The reality is that IZ is a continuation of the province’s failed reliance on the private sector to provide affordable housing. It specifically does not increase affordable housing stock, and instead facilitates gentrification by requiring developers to only temporarily set aside a token number of affordable units while they gain cheaper and easier access to permits and resources. IZ also means reduced public revenue through waived charges and fees, and a huge transfer of valuable public lands to the private sector.

Bill 204 also contains provisions for redefining affordable housing, which effectively enables the province to manipulate data and conceal the depth of the housing crisis. Far from remedying the housing crisis, Ontario’s “affordable housing” plan all adds up to more of the same – a gift of big profits for developers and no construction of affordable units.

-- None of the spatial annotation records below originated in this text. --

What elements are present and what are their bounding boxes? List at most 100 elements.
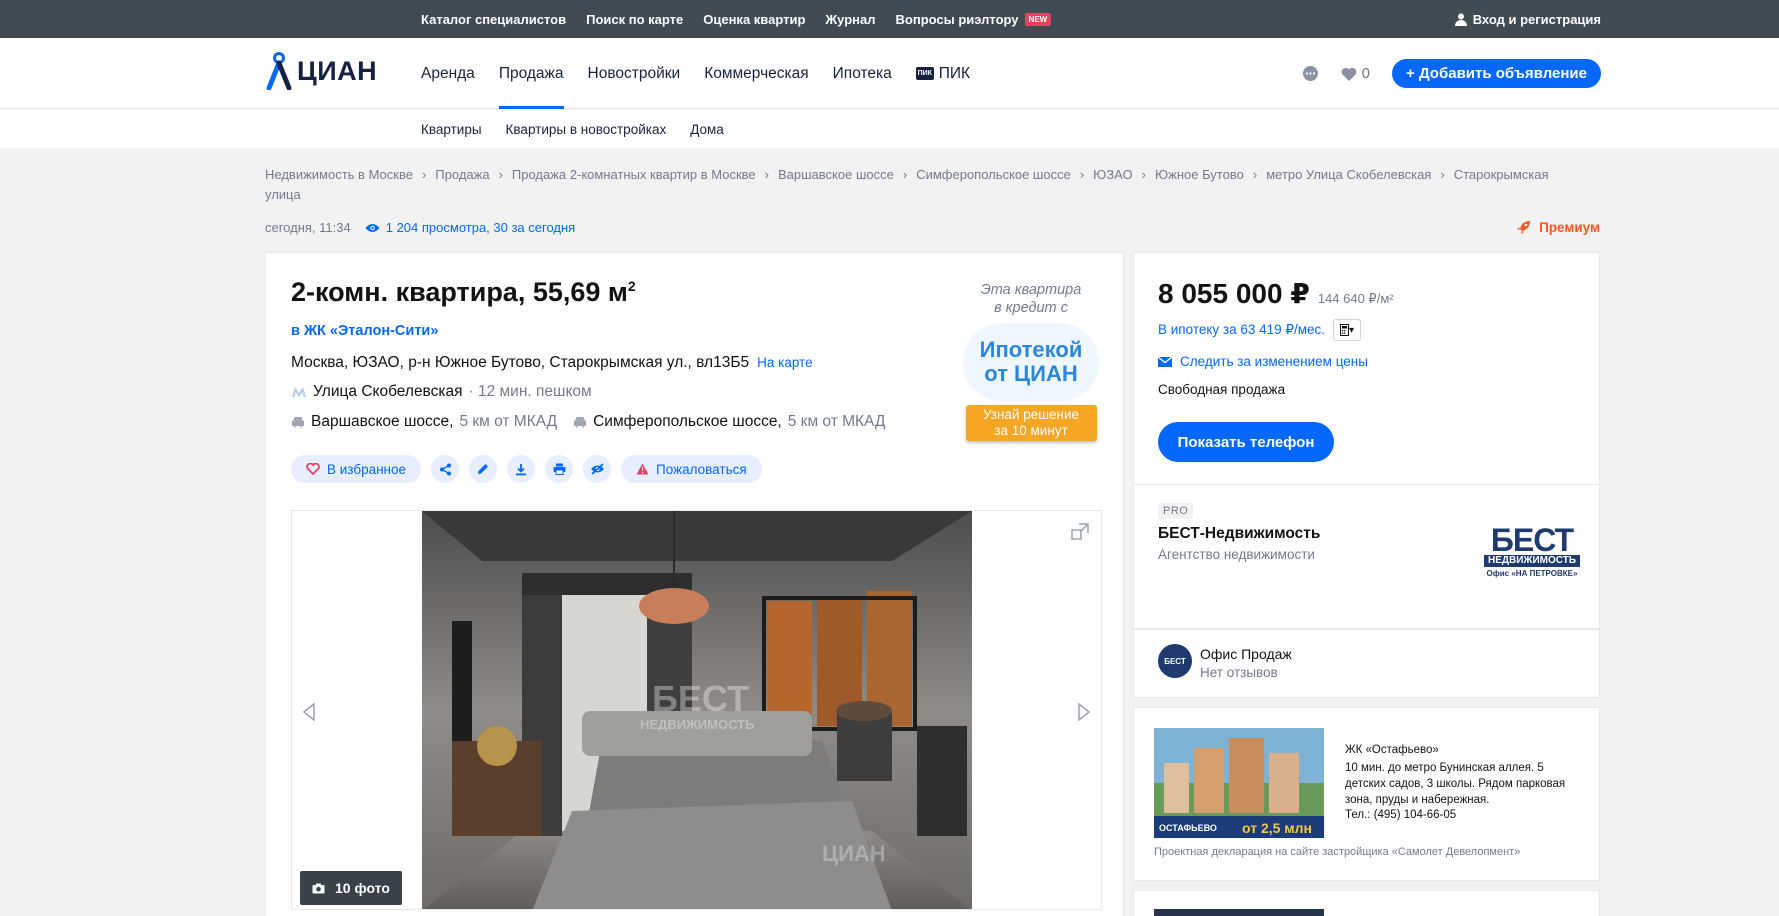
ad-image-second[interactable]	[1154, 909, 1324, 916]
add-listing-button[interactable]: + Добавить объявление	[1392, 59, 1601, 88]
gallery-next-button[interactable]	[1077, 702, 1091, 727]
top-link-journal[interactable]: Журнал	[825, 12, 875, 27]
breadcrumb-item[interactable]: Варшавское шоссе	[778, 167, 894, 182]
sale-type: Свободная продажа	[1158, 382, 1286, 397]
mortgage-promo[interactable]: Эта квартира в кредит с Ипотекой от ЦИАН…	[961, 281, 1101, 441]
hide-button[interactable]	[583, 455, 612, 483]
pencil-icon	[478, 464, 489, 474]
office-avatar[interactable]: БЕСТ	[1158, 644, 1192, 678]
jk-link[interactable]: в ЖК «Эталон-Сити»	[291, 323, 438, 339]
gallery-prev-button[interactable]	[302, 702, 316, 727]
expand-icon	[1071, 523, 1089, 540]
calculator-dropdown[interactable]: ▾	[1333, 319, 1362, 341]
ad-title[interactable]: ЖК «Остафьево»	[1345, 744, 1439, 756]
top-link-valuation[interactable]: Оценка квартир	[703, 12, 805, 27]
chevron-right-icon: ›	[1440, 167, 1445, 182]
promo-cta-button[interactable]: Узнай решение за 10 минут	[965, 405, 1097, 441]
photo-gallery: БЕСТ НЕДВИЖИМОСТЬ ЦИАН 10 фото	[291, 510, 1102, 910]
metro-name[interactable]: Улица Скобелевская	[313, 383, 463, 401]
top-bar: Каталог специалистов Поиск по карте Оцен…	[0, 0, 1779, 38]
premium-badge[interactable]: Премиум	[1516, 220, 1600, 235]
chat-icon	[1302, 65, 1318, 81]
heart-outline-icon	[306, 463, 320, 475]
metro-walk-time: · 12 мин. пешком	[468, 383, 592, 400]
breadcrumb-item[interactable]: метро Улица Скобелевская	[1266, 167, 1431, 182]
agency-card: PRO БЕСТ-Недвижимость Агентство недвижим…	[1133, 485, 1600, 629]
highway-item: Симферопольское шоссе, 5 км от МКАД	[573, 413, 885, 431]
subnav-houses[interactable]: Дома	[690, 122, 724, 137]
ad-image[interactable]: ОСТАФЬЕВО от 2,5 млн	[1154, 728, 1324, 838]
breadcrumb-item[interactable]: Продажа	[435, 167, 489, 182]
breadcrumb-item[interactable]: Симферопольское шоссе	[916, 167, 1071, 182]
car-icon	[574, 417, 587, 428]
highway-distance: 5 км от МКАД	[459, 413, 558, 430]
breadcrumb-item[interactable]: Недвижимость в Москве	[265, 167, 413, 182]
office-name[interactable]: Офис Продаж	[1200, 646, 1292, 662]
ad-card-second[interactable]	[1133, 890, 1600, 916]
nav-new-buildings[interactable]: Новостройки	[588, 38, 681, 109]
ad-banner-brand: ОСТАФЬЕВО	[1159, 823, 1217, 833]
ad-card[interactable]: ОСТАФЬЕВО от 2,5 млн ЖК «Остафьево» 10 м…	[1133, 707, 1600, 881]
listing-title: 2-комн. квартира, 55,69 м2	[291, 277, 636, 308]
bedroom-image: БЕСТ НЕДВИЖИМОСТЬ ЦИАН	[422, 511, 972, 909]
nav-commercial[interactable]: Коммерческая	[704, 38, 808, 109]
add-to-favorites-button[interactable]: В избранное	[291, 455, 422, 483]
listing-card: 2-комн. квартира, 55,69 м2 в ЖК «Эталон-…	[265, 252, 1124, 916]
fullscreen-button[interactable]	[1071, 523, 1089, 546]
heart-icon	[1341, 67, 1357, 81]
nav-mortgage[interactable]: Ипотека	[833, 38, 892, 109]
highway-name[interactable]: Симферопольское шоссе,	[593, 413, 782, 431]
highway-name[interactable]: Варшавское шоссе,	[311, 413, 453, 431]
subnav-new-apartments[interactable]: Квартиры в новостройках	[506, 122, 667, 137]
agency-logo-line3: Офис «НА ПЕТРОВКЕ»	[1486, 569, 1578, 578]
print-button[interactable]	[545, 455, 574, 483]
views-link[interactable]: 1 204 просмотра, 30 за сегодня	[365, 220, 575, 235]
photo-count-label: 10 фото	[335, 880, 390, 896]
share-button[interactable]	[431, 455, 460, 483]
views-label: 1 204 просмотра, 30 за сегодня	[385, 220, 576, 235]
bedroom-photo[interactable]: БЕСТ НЕДВИЖИМОСТЬ ЦИАН	[422, 511, 972, 909]
nav-pik[interactable]: ПИК ПИК	[915, 38, 970, 109]
ad-banner-price: от 2,5 млн	[1242, 820, 1312, 836]
share-icon	[439, 463, 451, 475]
chat-button[interactable]	[1302, 65, 1319, 82]
nav-sale[interactable]: Продажа	[498, 38, 564, 109]
listing-meta: сегодня, 11:34 1 204 просмотра, 30 за се…	[265, 220, 575, 235]
promo-line2: в кредит с	[994, 300, 1068, 316]
warning-icon	[636, 463, 649, 475]
login-link[interactable]: Вход и регистрация	[1454, 0, 1601, 38]
chevron-right-icon: ›	[1079, 167, 1085, 182]
top-link-realtor-questions[interactable]: Вопросы риэлтору NEW	[896, 12, 1052, 27]
agency-name[interactable]: БЕСТ-Недвижимость	[1158, 525, 1320, 543]
nav-right: 0 + Добавить объявление	[1302, 38, 1601, 109]
breadcrumb-item[interactable]: ЮЗАО	[1093, 167, 1132, 182]
mortgage-link[interactable]: В ипотеку за 63 419 ₽/мес.	[1158, 322, 1325, 338]
subnav-apartments[interactable]: Квартиры	[421, 122, 482, 137]
follow-price-link[interactable]: Следить за изменением цены	[1158, 354, 1368, 369]
complain-button[interactable]: Пожаловаться	[621, 455, 762, 483]
show-phone-button[interactable]: Показать телефон	[1158, 422, 1334, 462]
price-block: 8 055 000 ₽ 144 640 ₽/м²	[1158, 277, 1394, 310]
agency-logo[interactable]: БЕСТ НЕДВИЖИМОСТЬ Офис «НА ПЕТРОВКЕ»	[1484, 524, 1580, 578]
chevron-right-icon: ›	[1141, 167, 1146, 182]
cian-logo[interactable]: ЦИАН	[265, 46, 377, 96]
map-link[interactable]: На карте	[757, 355, 812, 370]
promo-line1: Эта квартира	[980, 282, 1082, 298]
new-badge: NEW	[1024, 12, 1052, 26]
top-link-map-search[interactable]: Поиск по карте	[586, 12, 683, 27]
ad-phone: Тел.: (495) 104-66-05	[1345, 809, 1457, 821]
breadcrumb-item[interactable]: Продажа 2-комнатных квартир в Москве	[512, 167, 756, 182]
download-button[interactable]	[507, 455, 536, 483]
favorites-count: 0	[1361, 65, 1371, 82]
top-link-specialists[interactable]: Каталог специалистов	[421, 12, 566, 27]
top-links: Каталог специалистов Поиск по карте Оцен…	[421, 0, 1052, 38]
breadcrumb-item[interactable]: Южное Бутово	[1155, 167, 1244, 182]
nav-rent[interactable]: Аренда	[421, 38, 475, 109]
price-per-meter: 144 640 ₽/м²	[1317, 291, 1394, 306]
eye-icon	[365, 223, 380, 232]
edit-button[interactable]	[469, 455, 498, 483]
promo-cta-line2: за 10 минут	[994, 423, 1068, 438]
chevron-right-icon: ›	[902, 167, 908, 182]
photo-count-button[interactable]: 10 фото	[300, 871, 402, 905]
favorites-button[interactable]: 0	[1341, 65, 1370, 82]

Ontario Communist Party leader Dave McKee insists that, “Housing is a basic human right, but the government refuses to recognize this. Instead of ‘private sector’ solutions, Ontario needs a comprehensive, progressive public housing plan that treats housing as a public utility and delivers it according to need.”

McKee says the Communist Party in Ontario is going to ramp up its work on the housing crisis, which is provincial in nature. “Right across the province, what is needed is a massive public housing construction program, real rent controls and rent rollbacks, proper building inspections for rental housing, and a ban on evictions or utility cut-off due to involuntary unemployment.”

He says the CPC (Ontario) will be reaching out to tenant and anti-poverty organizations, trade unions, youth and student groups, and others to push for “a housing program that puts people’s needs way, way ahead of corporate greed.”